Pozhuthana panchayat in Vythiri taluk of Wayanad district is located about 8 km west of Kalpetta town. It is bounded on the north by Thariode panchayats, south by vythiri taluk panchayat, east by Kalpetta municipality and west by Kozhikode District. It lies between 11°31’57" and 11°37’53" north latitude and 75°56’38" and 76°03’21" east longitude.

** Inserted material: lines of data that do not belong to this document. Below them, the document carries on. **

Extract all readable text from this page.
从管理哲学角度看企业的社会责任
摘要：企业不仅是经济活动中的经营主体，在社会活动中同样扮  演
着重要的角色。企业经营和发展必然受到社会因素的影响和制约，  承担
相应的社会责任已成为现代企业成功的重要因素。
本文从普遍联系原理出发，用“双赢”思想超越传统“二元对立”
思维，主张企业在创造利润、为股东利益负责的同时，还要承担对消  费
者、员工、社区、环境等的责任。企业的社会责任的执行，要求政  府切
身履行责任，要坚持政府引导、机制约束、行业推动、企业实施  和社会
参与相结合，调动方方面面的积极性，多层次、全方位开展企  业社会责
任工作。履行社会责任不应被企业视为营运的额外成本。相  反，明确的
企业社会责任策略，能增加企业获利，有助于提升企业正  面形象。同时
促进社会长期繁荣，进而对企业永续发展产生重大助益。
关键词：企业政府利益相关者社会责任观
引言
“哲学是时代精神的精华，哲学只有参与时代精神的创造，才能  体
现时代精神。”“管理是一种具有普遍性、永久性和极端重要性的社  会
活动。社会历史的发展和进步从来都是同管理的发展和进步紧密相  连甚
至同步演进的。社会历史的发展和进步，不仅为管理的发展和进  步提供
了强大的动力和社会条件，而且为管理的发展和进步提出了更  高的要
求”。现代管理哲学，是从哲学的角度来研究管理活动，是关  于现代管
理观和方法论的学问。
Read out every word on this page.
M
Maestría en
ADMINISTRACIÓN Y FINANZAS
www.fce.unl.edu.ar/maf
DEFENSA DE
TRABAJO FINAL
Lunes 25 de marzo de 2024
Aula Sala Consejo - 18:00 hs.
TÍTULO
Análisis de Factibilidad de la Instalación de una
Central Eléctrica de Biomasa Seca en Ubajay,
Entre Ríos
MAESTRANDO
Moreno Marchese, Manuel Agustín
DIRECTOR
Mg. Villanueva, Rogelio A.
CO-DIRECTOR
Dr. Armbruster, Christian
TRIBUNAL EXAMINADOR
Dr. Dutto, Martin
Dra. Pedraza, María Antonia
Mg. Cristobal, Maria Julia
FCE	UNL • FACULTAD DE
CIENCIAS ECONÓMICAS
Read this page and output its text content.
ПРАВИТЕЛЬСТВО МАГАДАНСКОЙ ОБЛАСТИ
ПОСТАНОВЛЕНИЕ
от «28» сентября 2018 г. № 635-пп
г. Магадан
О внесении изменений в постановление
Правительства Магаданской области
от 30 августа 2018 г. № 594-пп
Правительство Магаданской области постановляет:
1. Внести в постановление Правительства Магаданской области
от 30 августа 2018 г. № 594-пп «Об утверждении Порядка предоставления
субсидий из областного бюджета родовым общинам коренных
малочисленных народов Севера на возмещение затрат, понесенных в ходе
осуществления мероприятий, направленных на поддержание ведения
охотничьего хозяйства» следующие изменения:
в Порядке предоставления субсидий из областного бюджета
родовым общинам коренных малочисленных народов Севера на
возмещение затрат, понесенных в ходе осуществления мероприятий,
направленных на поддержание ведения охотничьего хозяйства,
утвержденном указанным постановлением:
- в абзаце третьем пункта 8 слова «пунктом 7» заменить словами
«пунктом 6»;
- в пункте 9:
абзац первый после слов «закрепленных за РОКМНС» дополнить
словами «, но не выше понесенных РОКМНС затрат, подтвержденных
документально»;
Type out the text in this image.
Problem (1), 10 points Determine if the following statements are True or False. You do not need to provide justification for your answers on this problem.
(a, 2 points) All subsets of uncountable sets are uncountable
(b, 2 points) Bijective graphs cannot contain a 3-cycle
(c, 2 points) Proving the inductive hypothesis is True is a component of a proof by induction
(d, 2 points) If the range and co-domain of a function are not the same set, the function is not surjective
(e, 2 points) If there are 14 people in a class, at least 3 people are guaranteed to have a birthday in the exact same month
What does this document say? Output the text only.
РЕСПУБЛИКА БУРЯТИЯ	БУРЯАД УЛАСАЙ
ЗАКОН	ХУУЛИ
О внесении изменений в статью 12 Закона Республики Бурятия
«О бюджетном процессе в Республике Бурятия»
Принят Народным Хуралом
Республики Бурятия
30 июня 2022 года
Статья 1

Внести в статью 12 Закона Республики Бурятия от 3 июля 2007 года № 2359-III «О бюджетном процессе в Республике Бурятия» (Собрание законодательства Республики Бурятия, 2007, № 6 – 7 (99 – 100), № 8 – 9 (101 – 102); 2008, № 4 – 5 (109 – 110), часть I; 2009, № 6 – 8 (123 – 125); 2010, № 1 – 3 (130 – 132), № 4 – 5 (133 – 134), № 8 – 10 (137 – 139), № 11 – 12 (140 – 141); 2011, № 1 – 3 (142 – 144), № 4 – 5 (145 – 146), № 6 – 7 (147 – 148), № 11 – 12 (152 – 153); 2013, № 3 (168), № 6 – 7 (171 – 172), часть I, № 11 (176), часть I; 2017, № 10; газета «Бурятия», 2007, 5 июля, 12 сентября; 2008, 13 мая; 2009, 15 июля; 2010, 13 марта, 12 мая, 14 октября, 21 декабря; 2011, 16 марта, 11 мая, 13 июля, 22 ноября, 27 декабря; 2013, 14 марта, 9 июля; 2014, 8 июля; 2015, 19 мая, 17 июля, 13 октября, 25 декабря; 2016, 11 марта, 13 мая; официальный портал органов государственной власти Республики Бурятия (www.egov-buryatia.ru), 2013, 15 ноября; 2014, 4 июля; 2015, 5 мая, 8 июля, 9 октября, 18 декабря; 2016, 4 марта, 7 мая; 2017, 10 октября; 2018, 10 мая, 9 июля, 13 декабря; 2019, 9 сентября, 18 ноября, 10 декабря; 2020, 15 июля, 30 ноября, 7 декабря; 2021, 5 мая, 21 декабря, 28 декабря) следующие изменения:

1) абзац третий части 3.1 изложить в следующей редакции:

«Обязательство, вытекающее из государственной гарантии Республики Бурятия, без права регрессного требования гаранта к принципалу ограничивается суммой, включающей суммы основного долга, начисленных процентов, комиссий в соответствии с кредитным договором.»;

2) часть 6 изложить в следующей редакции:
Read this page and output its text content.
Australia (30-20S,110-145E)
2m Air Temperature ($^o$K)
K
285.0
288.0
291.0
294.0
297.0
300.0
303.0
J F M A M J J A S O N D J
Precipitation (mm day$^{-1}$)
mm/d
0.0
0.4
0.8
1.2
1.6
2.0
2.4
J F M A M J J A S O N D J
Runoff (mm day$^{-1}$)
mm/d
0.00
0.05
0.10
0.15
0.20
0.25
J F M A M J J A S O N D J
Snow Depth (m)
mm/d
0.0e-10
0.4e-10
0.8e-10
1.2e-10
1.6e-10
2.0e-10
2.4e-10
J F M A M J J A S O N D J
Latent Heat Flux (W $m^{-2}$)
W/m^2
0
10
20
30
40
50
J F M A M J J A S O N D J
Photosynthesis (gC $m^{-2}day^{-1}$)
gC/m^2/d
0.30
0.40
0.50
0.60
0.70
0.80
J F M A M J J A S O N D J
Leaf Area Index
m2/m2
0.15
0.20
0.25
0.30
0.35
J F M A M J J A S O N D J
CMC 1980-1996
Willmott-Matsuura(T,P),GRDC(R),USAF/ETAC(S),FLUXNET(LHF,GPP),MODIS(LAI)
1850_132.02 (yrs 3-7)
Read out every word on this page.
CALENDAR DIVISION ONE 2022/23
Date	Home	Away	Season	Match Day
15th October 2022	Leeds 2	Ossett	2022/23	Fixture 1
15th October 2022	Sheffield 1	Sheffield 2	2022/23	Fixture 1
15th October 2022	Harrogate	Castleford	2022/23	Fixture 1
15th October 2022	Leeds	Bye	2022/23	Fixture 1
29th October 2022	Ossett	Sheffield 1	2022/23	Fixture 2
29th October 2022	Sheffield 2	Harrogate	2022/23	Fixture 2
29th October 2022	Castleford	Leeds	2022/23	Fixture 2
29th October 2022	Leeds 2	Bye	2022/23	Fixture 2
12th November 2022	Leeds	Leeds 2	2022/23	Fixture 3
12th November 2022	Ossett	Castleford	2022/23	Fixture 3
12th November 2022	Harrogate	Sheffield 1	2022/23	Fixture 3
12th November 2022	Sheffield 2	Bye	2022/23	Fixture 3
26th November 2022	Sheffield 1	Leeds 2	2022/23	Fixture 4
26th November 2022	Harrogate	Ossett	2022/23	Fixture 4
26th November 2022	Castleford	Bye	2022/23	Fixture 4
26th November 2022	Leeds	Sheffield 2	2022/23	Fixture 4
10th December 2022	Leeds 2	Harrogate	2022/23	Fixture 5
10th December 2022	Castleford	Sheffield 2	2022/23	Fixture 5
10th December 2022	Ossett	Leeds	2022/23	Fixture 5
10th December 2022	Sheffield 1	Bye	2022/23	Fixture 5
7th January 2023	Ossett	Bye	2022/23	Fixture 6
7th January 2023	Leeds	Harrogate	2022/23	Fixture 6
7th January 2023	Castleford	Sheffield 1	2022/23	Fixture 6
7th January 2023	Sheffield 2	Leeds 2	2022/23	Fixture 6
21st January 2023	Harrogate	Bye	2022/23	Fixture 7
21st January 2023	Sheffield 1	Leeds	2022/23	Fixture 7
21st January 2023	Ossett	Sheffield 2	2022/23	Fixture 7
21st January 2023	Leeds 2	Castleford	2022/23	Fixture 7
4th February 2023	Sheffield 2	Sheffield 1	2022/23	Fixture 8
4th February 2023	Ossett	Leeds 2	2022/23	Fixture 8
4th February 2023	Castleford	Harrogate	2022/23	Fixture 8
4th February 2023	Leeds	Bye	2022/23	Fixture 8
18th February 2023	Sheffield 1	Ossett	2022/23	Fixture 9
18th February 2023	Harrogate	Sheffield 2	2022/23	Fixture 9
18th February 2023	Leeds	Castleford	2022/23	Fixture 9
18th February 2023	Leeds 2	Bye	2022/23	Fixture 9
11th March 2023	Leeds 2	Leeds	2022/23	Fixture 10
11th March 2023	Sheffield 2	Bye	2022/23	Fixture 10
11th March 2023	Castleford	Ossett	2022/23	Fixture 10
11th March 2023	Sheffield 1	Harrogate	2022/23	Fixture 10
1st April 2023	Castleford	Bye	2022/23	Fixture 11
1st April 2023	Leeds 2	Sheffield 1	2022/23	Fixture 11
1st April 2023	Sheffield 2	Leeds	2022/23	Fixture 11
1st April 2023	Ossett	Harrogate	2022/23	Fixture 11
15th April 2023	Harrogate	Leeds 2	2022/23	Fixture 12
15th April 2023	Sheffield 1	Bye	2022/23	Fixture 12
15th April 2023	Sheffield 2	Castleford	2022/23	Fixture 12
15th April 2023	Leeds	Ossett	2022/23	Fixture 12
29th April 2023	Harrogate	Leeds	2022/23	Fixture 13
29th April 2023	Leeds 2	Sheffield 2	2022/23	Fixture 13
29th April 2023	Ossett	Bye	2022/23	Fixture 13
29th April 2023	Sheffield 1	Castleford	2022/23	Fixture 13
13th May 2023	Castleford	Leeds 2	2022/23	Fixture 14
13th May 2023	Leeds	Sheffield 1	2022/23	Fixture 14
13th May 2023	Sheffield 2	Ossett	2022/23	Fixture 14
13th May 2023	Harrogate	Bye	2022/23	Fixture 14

The panchayat is mostly drained by Pozhuthana river and the streamlets draining into it. The Pozhuthana River flows through the middle of the panchayat from south to north and finally drains into Kabani River. The panchayat area is moderately well drained to well drained and exhibits a dendritic drainage pattern. The depth of ground water fluctuates considerably with physiography, but generally remains between a depth of 5–20 m in the elevated areas and 1–5 m in the valleys.

==Demographics==
As of 2001 India census, Achooranam had a population of 9754 with 4755 males and 4999 females.
==Transportation==
Puzhuthana is 74 km by road from Kozhikode railway station and this road includes nine hairpin bends. The nearest major airport is at Calicut. The road to the east connects to Mysore and Bangalore. Night journey is allowed on this sector as it goes through Bandipur national forest. The nearest railway station is Mysore. There are airports at Bangalore and Calicut. Pozhuthana is 5 kilometers from Vythiri town.